Trust, high expectations delivering growth at CustomInk

www.MarcelloRostagni.com & www.Facebook.com/MarcelloRostagniPhotography & https://twitter.com/#!/MRostagniPhoto

www.MarcelloRostagni.com & www.Facebook.com/MarcelloRostagniPhotography & https://twitter.com/#!/MRostagniPhoto

Lori Mayfield called her parents 13 years ago, all excited, to let them know she’d found a great job.

In a dot.com.

In the T-shirt business.

They were skeptical about Mayfield’s prospects — and wrong.

Mayfield today is one of more than 300 employees of CustomInk LLC in northern Nevada, a cadre that’s set to grow as the company headquartered at Fairfax, Va., last week officially opened a sales service office in South Meadows.

Mayfield, who now works as a community outreach lead for the company in Reno, was among the staff showing visitors around the new 58,000-square-foot facility at 9390 Gateway Drive last week.

With the new facility, CustomInk expects to add another 300 jobs in the Reno area during the next five years.

The company specializes in customized T-shirts for groups — corporate events, for instance, or family reunions — and special events. (Among its suppliers is SanMar Corp., the Sparks company that itself broke ground on a 750,000-square-foot distribution center in Spanish Springs last week.)
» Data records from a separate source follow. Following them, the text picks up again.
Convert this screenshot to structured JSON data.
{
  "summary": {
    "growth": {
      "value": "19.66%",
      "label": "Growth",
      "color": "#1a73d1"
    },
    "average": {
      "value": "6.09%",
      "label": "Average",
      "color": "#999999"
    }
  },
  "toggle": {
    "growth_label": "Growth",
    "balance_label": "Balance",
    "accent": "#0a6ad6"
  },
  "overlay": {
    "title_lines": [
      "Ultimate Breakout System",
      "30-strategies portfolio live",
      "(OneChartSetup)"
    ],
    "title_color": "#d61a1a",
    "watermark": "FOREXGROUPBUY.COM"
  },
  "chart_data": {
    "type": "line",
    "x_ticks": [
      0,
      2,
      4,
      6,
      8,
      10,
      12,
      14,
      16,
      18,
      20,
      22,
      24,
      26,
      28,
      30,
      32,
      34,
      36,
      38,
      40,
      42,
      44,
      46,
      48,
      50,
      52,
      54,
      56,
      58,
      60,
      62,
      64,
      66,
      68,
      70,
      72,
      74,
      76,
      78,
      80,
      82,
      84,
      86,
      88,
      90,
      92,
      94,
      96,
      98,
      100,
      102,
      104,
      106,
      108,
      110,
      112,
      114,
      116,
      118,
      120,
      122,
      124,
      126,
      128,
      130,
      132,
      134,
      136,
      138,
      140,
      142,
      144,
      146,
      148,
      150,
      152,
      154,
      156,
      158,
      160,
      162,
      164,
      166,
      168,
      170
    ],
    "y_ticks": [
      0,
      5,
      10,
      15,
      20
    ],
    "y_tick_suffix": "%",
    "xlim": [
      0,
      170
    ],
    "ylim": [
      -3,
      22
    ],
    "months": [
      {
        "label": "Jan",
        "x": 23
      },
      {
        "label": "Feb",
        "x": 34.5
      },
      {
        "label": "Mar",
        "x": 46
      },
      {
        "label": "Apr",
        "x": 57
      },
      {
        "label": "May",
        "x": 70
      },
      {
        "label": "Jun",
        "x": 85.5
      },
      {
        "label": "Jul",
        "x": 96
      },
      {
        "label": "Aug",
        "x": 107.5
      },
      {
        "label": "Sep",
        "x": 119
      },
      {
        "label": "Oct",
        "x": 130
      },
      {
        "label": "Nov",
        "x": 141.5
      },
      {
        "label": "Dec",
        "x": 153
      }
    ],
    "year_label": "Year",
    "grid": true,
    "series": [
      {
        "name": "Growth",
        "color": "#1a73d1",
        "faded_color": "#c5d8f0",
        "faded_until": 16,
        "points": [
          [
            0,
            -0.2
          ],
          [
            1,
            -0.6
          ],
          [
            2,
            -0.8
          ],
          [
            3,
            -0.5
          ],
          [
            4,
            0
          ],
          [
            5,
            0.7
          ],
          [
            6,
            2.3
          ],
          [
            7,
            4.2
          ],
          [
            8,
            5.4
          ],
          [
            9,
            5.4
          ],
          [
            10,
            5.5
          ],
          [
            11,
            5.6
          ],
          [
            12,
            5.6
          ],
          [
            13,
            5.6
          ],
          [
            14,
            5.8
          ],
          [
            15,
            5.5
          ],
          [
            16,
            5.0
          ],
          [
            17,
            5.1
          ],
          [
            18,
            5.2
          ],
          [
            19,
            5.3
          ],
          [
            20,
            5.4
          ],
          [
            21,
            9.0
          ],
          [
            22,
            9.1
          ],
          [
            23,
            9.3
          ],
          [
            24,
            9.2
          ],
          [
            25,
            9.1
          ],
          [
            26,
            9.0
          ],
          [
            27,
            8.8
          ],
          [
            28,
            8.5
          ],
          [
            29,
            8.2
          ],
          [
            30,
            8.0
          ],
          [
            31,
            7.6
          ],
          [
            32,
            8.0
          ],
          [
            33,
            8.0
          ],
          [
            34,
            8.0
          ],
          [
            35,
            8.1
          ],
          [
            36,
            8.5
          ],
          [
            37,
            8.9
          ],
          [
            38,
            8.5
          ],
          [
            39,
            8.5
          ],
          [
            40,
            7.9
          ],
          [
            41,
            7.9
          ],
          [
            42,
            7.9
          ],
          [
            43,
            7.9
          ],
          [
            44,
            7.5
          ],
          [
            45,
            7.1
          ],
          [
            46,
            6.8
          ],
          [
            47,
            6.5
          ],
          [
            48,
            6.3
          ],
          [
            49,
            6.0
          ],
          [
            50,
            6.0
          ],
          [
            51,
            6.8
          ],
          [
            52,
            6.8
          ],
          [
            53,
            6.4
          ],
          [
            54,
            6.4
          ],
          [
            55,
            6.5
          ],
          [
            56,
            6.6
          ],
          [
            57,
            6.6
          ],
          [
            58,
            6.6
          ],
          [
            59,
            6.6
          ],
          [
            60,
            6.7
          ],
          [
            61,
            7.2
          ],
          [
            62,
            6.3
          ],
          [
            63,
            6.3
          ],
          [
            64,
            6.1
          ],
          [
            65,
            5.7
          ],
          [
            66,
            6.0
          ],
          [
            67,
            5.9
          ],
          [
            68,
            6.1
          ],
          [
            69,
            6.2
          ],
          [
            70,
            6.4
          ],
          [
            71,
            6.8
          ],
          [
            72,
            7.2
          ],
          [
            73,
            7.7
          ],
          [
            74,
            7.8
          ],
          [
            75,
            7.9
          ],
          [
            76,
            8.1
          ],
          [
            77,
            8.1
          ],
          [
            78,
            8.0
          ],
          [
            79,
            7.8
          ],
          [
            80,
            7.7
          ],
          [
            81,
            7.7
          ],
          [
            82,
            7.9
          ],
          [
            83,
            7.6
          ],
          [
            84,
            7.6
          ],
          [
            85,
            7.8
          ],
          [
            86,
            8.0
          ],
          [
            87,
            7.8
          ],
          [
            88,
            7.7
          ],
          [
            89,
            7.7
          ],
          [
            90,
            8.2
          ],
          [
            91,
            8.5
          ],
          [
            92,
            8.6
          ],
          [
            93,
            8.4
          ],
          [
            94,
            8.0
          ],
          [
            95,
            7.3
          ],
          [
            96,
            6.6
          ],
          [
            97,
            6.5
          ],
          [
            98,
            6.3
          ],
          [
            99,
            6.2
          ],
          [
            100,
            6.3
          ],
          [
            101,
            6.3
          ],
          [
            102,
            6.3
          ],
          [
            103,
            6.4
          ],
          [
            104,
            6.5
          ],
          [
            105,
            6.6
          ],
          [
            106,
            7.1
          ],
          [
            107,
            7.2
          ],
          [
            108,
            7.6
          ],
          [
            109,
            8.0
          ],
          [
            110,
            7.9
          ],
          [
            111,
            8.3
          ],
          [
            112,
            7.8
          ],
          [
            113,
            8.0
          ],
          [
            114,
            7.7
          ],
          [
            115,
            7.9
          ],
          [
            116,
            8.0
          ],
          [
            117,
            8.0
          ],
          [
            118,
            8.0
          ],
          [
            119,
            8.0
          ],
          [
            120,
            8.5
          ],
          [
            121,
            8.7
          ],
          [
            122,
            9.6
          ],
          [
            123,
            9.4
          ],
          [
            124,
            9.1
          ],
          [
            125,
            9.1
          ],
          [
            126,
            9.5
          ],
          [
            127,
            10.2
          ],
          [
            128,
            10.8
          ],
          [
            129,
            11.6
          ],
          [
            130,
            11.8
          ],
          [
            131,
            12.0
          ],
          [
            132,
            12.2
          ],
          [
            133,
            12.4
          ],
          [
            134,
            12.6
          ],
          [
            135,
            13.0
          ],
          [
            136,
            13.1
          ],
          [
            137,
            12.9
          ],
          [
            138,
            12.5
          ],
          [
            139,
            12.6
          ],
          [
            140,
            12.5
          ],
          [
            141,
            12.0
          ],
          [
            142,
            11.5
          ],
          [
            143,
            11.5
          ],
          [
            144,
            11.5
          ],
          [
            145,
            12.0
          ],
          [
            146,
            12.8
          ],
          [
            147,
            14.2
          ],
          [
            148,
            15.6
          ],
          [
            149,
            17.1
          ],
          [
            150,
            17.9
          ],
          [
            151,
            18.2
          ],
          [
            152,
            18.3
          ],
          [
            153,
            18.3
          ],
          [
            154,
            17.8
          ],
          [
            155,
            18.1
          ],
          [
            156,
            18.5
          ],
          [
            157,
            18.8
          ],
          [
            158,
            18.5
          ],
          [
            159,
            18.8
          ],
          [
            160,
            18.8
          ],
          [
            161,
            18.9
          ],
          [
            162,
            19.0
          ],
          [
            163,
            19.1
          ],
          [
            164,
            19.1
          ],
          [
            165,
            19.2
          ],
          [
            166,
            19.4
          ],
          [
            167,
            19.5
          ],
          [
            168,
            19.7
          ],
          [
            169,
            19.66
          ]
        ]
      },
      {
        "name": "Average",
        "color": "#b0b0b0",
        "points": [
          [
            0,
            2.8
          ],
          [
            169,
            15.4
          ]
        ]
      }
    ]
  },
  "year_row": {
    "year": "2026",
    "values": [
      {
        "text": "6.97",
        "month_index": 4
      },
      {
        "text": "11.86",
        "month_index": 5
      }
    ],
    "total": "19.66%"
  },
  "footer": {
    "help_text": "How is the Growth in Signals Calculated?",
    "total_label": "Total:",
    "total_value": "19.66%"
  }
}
CustomInk arrived in northern Nevada in 2012, employing about 100 people at an office and production facility on the east side of Reno. It’s still using that location for production.

Marc Katz, the co-founder and president of the privately held company, dislikes the phrase “corporate culture” as a shopworn mantra that’s become meaningless, but the company has worked hard to maintain the same spirit among its staff as it’s grown from a startup in 2000 to a three-location, 1,000-employee company today. It’s opening an additional production facility in Dallas this year.

Wearing a red T-shirt, jeans and a gray hoodie emblazoned with CustomInk’s logo — a stylized smiling octopus named Inky — Katz last week settled into a conference room at the new Reno office to talk about how the company instills its values in a rapidly growing workforce.

“It’s about hiring,” he says. “We really look for people who share the company’s values — The Golden Rule, ownership and innovation.”

The company’s employees come to work in T-shirt and flip-flops, enjoy free weekly lunches and daily snacks and receive a rich benefits package.

In exchange, the company holds employees — many of them in their first fulltime jobs — to high standards for sales, graphic design, technology and customer service.

Katz says that surveys find that Inkers — the company’s name for its staff — place greater value on their ability to work as part of a hard-working, high-performing team than they place on the more superficial elements of a good workplace.

CustomInk has been recognized by the Best Places to Work program in northern Nevada — and similar programs across the nation.

Katz says the company’s ability to find workers who share the company’s values played an important part in its decision to expand its northern Nevada operations.

While growth in the $5 billion T-shirt sector has been cooling, Katz says CustomInk posted growing sales of more than $170 million in 2013.